Ordering earlier without a mathematical framework is just guessing. Here is how to quantify supplier unreliability and set lead times that actually protect your inventory.

The problem with a single lead time number

If you manage inventory for a Shopify store, you know the drill. Your supplier quotes a 30-day lead time. Sometimes the shipment arrives in 28 days. Sometimes it takes 45 days. Sometimes it sits at the port for a week before anyone tells you.

When your supplier is unreliable, the standard advice is to "just order earlier." But ordering earlier without a mathematical framework is just guessing. It ties up cash in excess inventory and still leaves you vulnerable to stockouts when the delay is worse than you guessed.

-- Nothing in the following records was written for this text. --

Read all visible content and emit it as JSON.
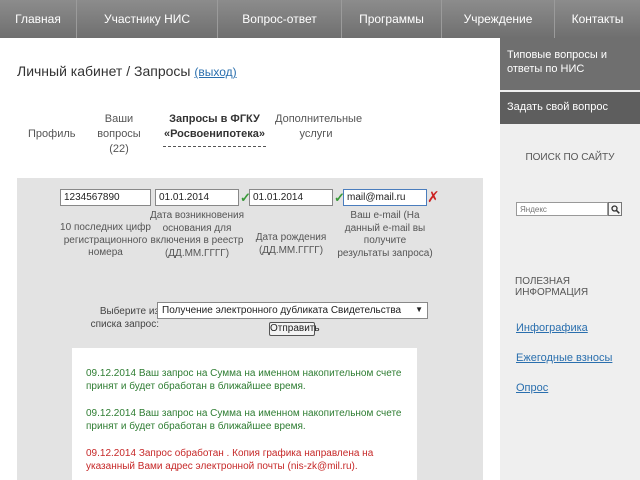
{
  "nav": {
    "items": [
      "Главная",
      "Участнику НИС",
      "Вопрос-ответ",
      "Программы",
      "Учреждение",
      "Контакты"
    ]
  },
  "breadcrumb": {
    "text": "Личный кабинет / Запросы",
    "exit_label": "(выход)"
  },
  "tabs": [
    {
      "label": "Профиль"
    },
    {
      "label": "Ваши вопросы (22)"
    },
    {
      "label": "Запросы в ФГКУ «Росвоенипотека»"
    },
    {
      "label": "Дополнительные услуги"
    }
  ],
  "form": {
    "number_value": "1234567890",
    "number_hint": "10 последних цифр регистрационного номера",
    "date_basis_value": "01.01.2014",
    "date_basis_hint": "Дата возникновения основания для включения в реестр (ДД.ММ.ГГГГ)",
    "birth_date_value": "01.01.2014",
    "birth_date_hint": "Дата рождения (ДД.ММ.ГГГГ)",
    "email_value": "mail@mail.ru",
    "email_hint": "Ваш e-mail (На данный e-mail вы получите результаты запроса)",
    "select_label": "Выберите из списка запрос:",
    "select_value": "Получение электронного дубликата Свидетельства",
    "submit_label": "Отправить"
  },
  "messages": [
    {
      "text": "09.12.2014 Ваш запрос на Сумма на именном накопительном счете принят и будет обработан в ближайшее время.",
      "color": "#2e7d32"
    },
    {
      "text": "09.12.2014 Ваш запрос на Сумма на именном накопительном счете принят и будет обработан в ближайшее время.",
      "color": "#2e7d32"
    },
    {
      "text": "09.12.2014 Запрос обработан . Копия графика направлена на указанный Вами адрес электронной почты (nis-zk@mil.ru).",
      "color": "#c62828"
    }
  ],
  "sidebar": {
    "block1": "Типовые вопросы и ответы по НИС",
    "block2": "Задать свой вопрос",
    "search_title": "ПОИСК ПО САЙТУ",
    "search_placeholder": "Яндекс",
    "useful_title": "ПОЛЕЗНАЯ ИНФОРМАЦИЯ",
    "links": [
      "Инфографика",
      "Ежегодные взносы",
      "Опрос"
    ]
  },
  "icons": {
    "valid": "check-icon",
    "invalid": "x-icon",
    "search": "search-icon",
    "dropdown": "chevron-down-icon"
  }
}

Here is how to mathematically handle unreliable suppliers without destroying your cash flow.

The problem with "average" lead time

Most inventory planning tools ask for a single number for lead time. If your last five shipments took 30, 45, 32, 28, and 40 days, the average is 35 days.

If you set your lead time to 35 days in your planning software, you are planning for failure.

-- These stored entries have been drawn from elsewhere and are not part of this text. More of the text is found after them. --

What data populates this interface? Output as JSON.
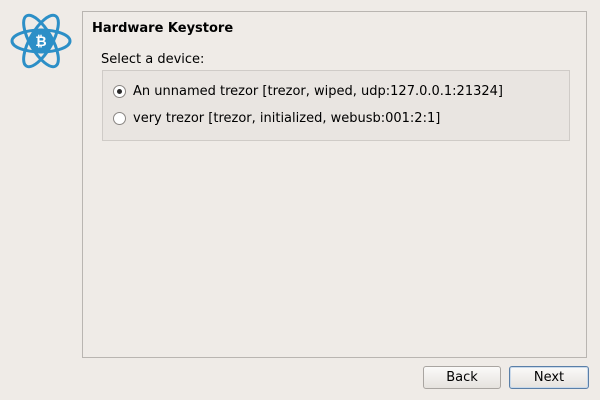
{
  "wizard": {
    "title": "Hardware Keystore",
    "select_label": "Select a device:",
    "devices": [
      {
        "label": "An unnamed trezor [trezor, wiped, udp:127.0.0.1:21324]",
        "selected": true
      },
      {
        "label": "very trezor [trezor, initialized, webusb:001:2:1]",
        "selected": false
      }
    ]
  },
  "buttons": {
    "back_label": "Back",
    "next_label": "Next"
  },
  "colors": {
    "window_bg": "#efebe7",
    "logo_blue": "#2c8fc7",
    "default_button_border": "#5a7fa8"
  },
  "icons": {
    "logo": "electrum-bitcoin-logo-icon"
  }
}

Why? Because an average is just the middle point. By definition, roughly half of your shipments will take longer than the average. If you plan your reorder point based on a 35-day lead time, you will stock out on the shipments that take 40 or 45 days.

You cannot plan inventory based on averages when the downside of being wrong (stocking out) is much more expensive than the upside of being right (saving a few dollars in holding costs).

The two ways to handle supplier unreliability

When a supplier is unreliable, you have two mathematical levers to pull:

  1. Increase your stated lead time. Plan as if the worst-case scenario is the normal scenario.
  2. Increase your safety stock. Keep more buffer inventory on hand to absorb the delays.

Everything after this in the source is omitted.